Major Richard Diebler of the U.S. Army Air Corps was the Schoharie Central School Salutatorian of the class of 1937. He had received multiple medals before his plane caught fire during his 29th mission and crashed near the Belgian border. Major Diebler is buried in the Netherlands American Cemetery where each grave of the over 8,700 American World War II service personnel buried there has been adopted by a Dutch citizen who, over 80 years after the liberation from German occupation, respectfully continue to honor them on a regular basis.

The four men from Sharon Springs who lost their lives in service, Sergeant Walter Saul, Private Howard Slater, Lieutenant Andrew Empey, and Corporal Lawrence Stevens, are memorialized on a beautiful monument in front of the Sharon Springs Central School. On that monument is a quotation from English poet A. E. Houseman. “Here, dead we lie, because we did not choose, to shame the land from which we sprung. Life, to be sure, is nothing much to lose, but young men think it is. And we were young.”

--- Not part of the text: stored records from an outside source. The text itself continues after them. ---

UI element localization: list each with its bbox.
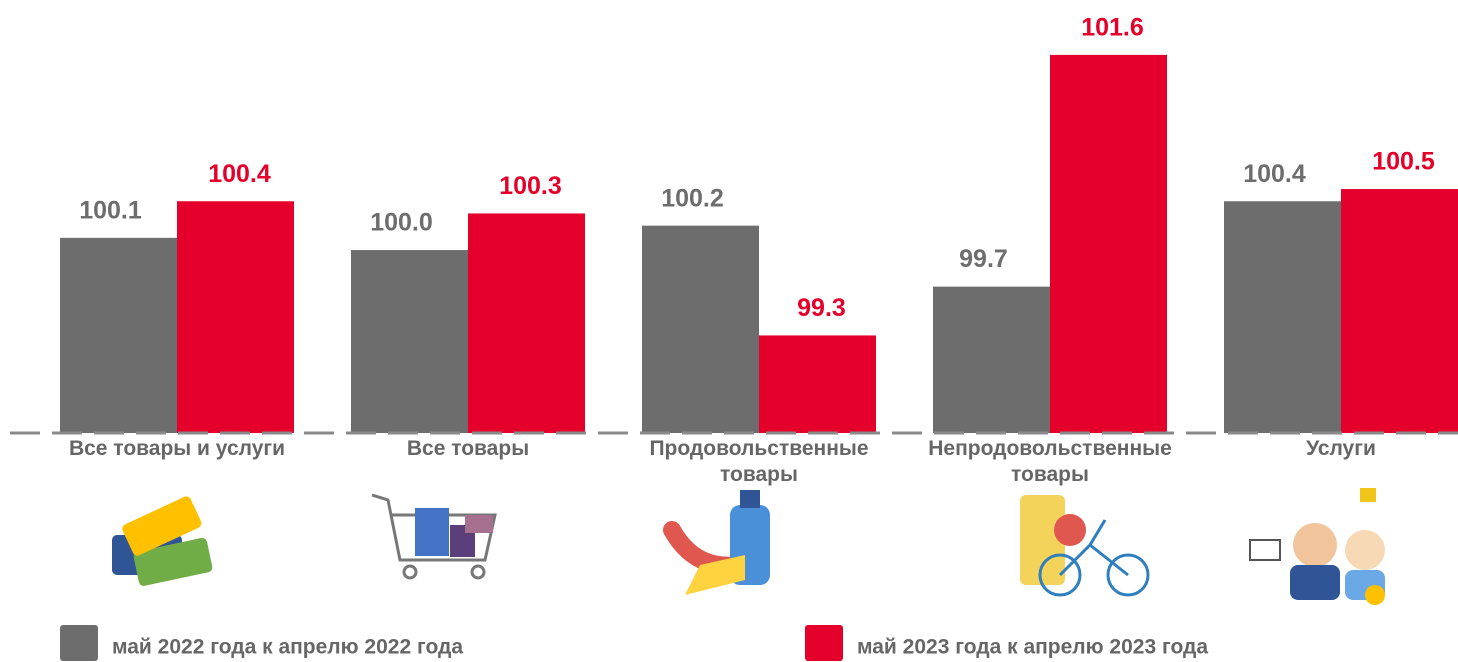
icon-goods xyxy=(1020,495,1150,597)
bar xyxy=(351,250,468,433)
icon-food xyxy=(663,490,770,595)
bar xyxy=(1341,189,1458,433)
category-label: Все товары и услуги xyxy=(68,437,286,460)
icon-cart xyxy=(371,493,497,580)
legend-label: май 2023 года к апрелю 2023 года xyxy=(857,636,1208,659)
category-label: Продовольственные товары xyxy=(649,437,869,486)
value-label: 100.1 xyxy=(79,196,142,224)
icon-services xyxy=(1249,488,1385,605)
bar xyxy=(60,237,177,433)
bar xyxy=(933,286,1050,433)
icon-tags xyxy=(112,496,213,586)
bar xyxy=(468,213,585,433)
bar xyxy=(642,225,759,433)
value-label: 100.5 xyxy=(1372,148,1435,176)
value-label: 101.6 xyxy=(1081,13,1144,41)
bar xyxy=(759,335,876,433)
icons xyxy=(112,488,1385,605)
value-label: 100.0 xyxy=(370,209,433,237)
legend-swatch xyxy=(60,625,98,661)
value-label: 100.3 xyxy=(499,172,562,200)
value-label: 99.3 xyxy=(797,294,846,322)
value-label: 100.4 xyxy=(208,160,271,188)
legend-swatch xyxy=(805,625,843,661)
value-label: 100.4 xyxy=(1243,160,1306,188)
value-label: 100.2 xyxy=(661,184,724,212)
bar xyxy=(177,201,294,433)
category-label: Все товары xyxy=(406,437,530,460)
category-label: Услуги xyxy=(1306,437,1376,460)
bar xyxy=(1224,201,1341,433)
bar xyxy=(1050,54,1167,433)
legend-label: май 2022 года к апрелю 2022 года xyxy=(112,636,463,659)
value-label: 99.7 xyxy=(959,245,1008,273)
category-label: Непродовольственные товары xyxy=(928,437,1172,486)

The only woman from Schoharie County to lose her life in service during World War II was Second Lieutenant Florence Smith of Cobleskill. Family lore has it that Florence was so eager to serve her country that before turning 18, she lied about her age and tried to enlist in World War I. It wasn’t until she was 43 years old that she was finally able to serve. Second Lieutenant Smith. Served as a nurse with the U.S. Army Nursing Corps with the 79th Regiment General Hospital. Shortly after arriving in the European Theater of Operations, Florence died of pneumonia in a hospital in England. She is interred in the Cambridge American Cemetery, where on special occasions Florence’s picture is placed next to the Reverend White Cross, which marks her grave, along with flags of the United States and Great Britain. Her name is etched on a large headstone in her family’s plot in the Cobleskill Rural Cemetery. Second Lieutenant Florence Smith has also been memorialized at the Military Women’s Memorial in Arlington National Cemetery and by the New York State Nurses Honor Guard.

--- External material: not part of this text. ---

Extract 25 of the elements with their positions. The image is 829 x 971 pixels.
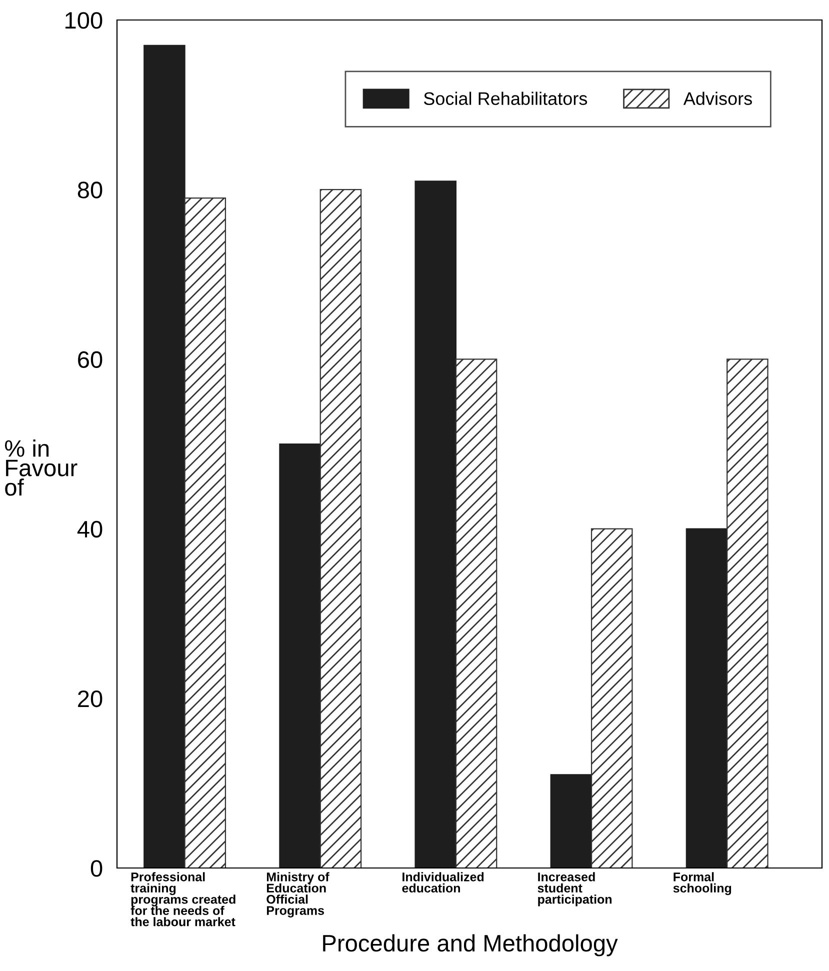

Staff Sergeant Bob Walker of Cobleskill served with the 80th Infantry Division in the effort to liberate France from German occupation, landing on Utah Beach shortly after D-Day. Before leaving for the service, Bob asked his 17-year-old girlfriend, Barbara Underhill, to be his wife, but she felt they should wait until he returned from the war. Bob was injured twice, first by a shell fragment, which caused a collapsed lung. Once healed, he was sent back to duty, and just a few months later he was wounded again by a bullet wound to the stomach, and it was fatal. Bob’s fiancée, Barbara, kept the last letter she received from him in which she wrote Maybe I’ll be able to see you graduate next June. I don’t know. I may be too optimistic.” Although she later married and raised a family, that letter was framed, along with the news articles of his death and hung on Barbara’s living room wall for her entire life. After she passed away, her daughter, Annette Hornauer, continued the tradition of honoring Staff Sergeant Robert F. Walker, a man she never knew, by keeping the letter and articles hanging on her wall to this day.

The World War II monument in front of the Old Stone Fort has chiseled on it the names of each of the brave men and woman from Scoharie County who served and died for the cause of freedom in all corners of the world. A person dies twice, once when they take their final breath and later, the last time someone speaks their name. Speak their names, remember them.